Georgia lawmakers overwhelmingly passed legislation on Monday that would change the way EV owners pay to charge their cars and trucks to a familiar system.
Senate Bill 146, which provides guidelines for regulating and taxing electric vehicle charging stations in a manner similar to retail gas stations, passed the Senate and House of Representatives with near-unanimous support.
The second part of the bill relates to the permits, inspections and regulations for charging stations to be enforced by the Department of Agriculture.
If Gov. Brian Kemp approves the plan, the bill would allow convenience stores and other businesses to charge their consumers for electricity per kilowatt-hour, rather than as much time as it takes electric vehicle drivers to charge their batteries.
However, support Georgia’s pursuit of it Become the leader in electric vehicles say the legislation will collect additional taxes to fund road and bridge maintenance, in addition to the $217 annual registration fee that EV owners pay.
Several lawmakers protested the measure, saying it will impose an unreasonable tax on drivers who use free public charging stations. And they say companies offering this service as a benefit to their employees would also incur unfair costs. Under the legislation, EV charging in businesses and public places is taxed at a rate equal to the price of gasoline per gallon.

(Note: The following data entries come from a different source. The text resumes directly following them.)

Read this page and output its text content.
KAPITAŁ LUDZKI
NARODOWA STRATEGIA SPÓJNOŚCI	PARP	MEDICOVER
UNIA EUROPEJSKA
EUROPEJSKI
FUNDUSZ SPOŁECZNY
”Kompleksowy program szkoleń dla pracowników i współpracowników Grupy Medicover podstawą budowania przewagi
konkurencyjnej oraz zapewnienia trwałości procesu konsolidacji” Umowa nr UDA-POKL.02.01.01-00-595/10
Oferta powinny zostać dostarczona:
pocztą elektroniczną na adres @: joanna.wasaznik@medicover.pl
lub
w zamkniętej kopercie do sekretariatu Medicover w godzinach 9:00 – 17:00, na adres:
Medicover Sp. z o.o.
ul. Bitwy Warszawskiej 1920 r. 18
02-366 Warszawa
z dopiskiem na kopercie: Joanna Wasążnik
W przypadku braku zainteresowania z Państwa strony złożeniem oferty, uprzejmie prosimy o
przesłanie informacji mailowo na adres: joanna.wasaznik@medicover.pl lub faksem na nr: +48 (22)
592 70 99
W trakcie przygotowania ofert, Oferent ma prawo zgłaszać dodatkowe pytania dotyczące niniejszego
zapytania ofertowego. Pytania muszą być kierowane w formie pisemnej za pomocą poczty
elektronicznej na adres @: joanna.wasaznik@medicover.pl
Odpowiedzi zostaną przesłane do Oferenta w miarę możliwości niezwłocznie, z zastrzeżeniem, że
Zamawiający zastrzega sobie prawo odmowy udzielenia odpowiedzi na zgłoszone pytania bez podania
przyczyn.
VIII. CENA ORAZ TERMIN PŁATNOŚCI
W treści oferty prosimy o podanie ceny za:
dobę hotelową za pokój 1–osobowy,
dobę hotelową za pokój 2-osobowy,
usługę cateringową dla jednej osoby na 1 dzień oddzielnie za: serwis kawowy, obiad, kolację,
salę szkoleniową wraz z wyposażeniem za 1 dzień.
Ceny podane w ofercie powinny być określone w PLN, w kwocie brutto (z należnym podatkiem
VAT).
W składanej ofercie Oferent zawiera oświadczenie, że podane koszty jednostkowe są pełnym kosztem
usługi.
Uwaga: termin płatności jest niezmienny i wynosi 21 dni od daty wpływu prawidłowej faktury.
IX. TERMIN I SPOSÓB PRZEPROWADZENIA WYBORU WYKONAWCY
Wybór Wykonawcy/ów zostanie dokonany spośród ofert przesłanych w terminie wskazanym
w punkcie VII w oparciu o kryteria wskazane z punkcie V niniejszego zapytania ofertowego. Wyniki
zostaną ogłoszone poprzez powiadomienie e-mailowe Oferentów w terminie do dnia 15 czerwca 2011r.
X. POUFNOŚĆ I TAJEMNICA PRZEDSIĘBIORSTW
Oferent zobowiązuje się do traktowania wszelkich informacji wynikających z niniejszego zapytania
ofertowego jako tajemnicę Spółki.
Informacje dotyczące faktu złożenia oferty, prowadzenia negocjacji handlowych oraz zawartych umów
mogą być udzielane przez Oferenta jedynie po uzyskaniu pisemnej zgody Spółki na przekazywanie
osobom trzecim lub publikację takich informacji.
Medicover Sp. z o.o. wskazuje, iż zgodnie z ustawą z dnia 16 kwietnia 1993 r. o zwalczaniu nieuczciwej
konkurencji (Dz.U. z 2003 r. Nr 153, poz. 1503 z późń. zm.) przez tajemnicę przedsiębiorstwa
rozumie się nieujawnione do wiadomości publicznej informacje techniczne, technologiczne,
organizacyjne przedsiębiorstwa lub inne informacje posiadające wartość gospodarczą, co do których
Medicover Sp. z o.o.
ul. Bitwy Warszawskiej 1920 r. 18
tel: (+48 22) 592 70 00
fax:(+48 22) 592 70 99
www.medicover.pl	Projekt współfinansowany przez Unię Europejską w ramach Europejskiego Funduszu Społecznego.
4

Atlanta Democratic Sen. Jason Esteves said he appreciates the hard work the legislature has done understand to the electric vehicle industry. However, he stressed the importance of not making Georgia one of the most expensive places in the country to own and drive EVs.
When the pending legislation goes into effect, Georgia will become the fifth state to introduce a kilowatt-hour fee.
“The intention to target drivers from other states who are driving into Georgia makes perfect sense, but would also impact residents who live here and help make Georgia the electric capital of the state,” Esteves said.
A month-long joint legislative study committee led to this year’s Senate electric vehicle legislation and a similar House bill, as the state prepares to receive a $135 million federal grant to install charging stations at highway exits in rural communities. The study panel last year heard recommendations from utility executives, state regulators, grocery store owners and electric vehicle drivers on how best to regulate a market that currently accounts for just 1% of vehicles on the road but could grow to 10% by 2030.
Republican supporters of the two proposals pointed out that by the time the new law goes into effect in 2025, the state should be in a better position to determine whether the annual EV license fee is the best way to maintain roads and bridges.
As part of a nationwide pilot program, the state is evaluating the feasibility of replacing the fee with a system based on miles driven.
The new rules also ensure the safety of equipment and the reliability that people are appropriately stressed, said Senate Majority Leader Steve Gooch.
“Over time and rising inflation, the dollar value of $1 will continue to decline,” said Gooch, who supported the Senate bill. “So if the gas tax goes up to 35 cents a gallon, that rate would go up for electric cars as well.
“We want to make sure that the person driving a gas-powered car pays the same rate as the person driving an electric car,” Gooch said.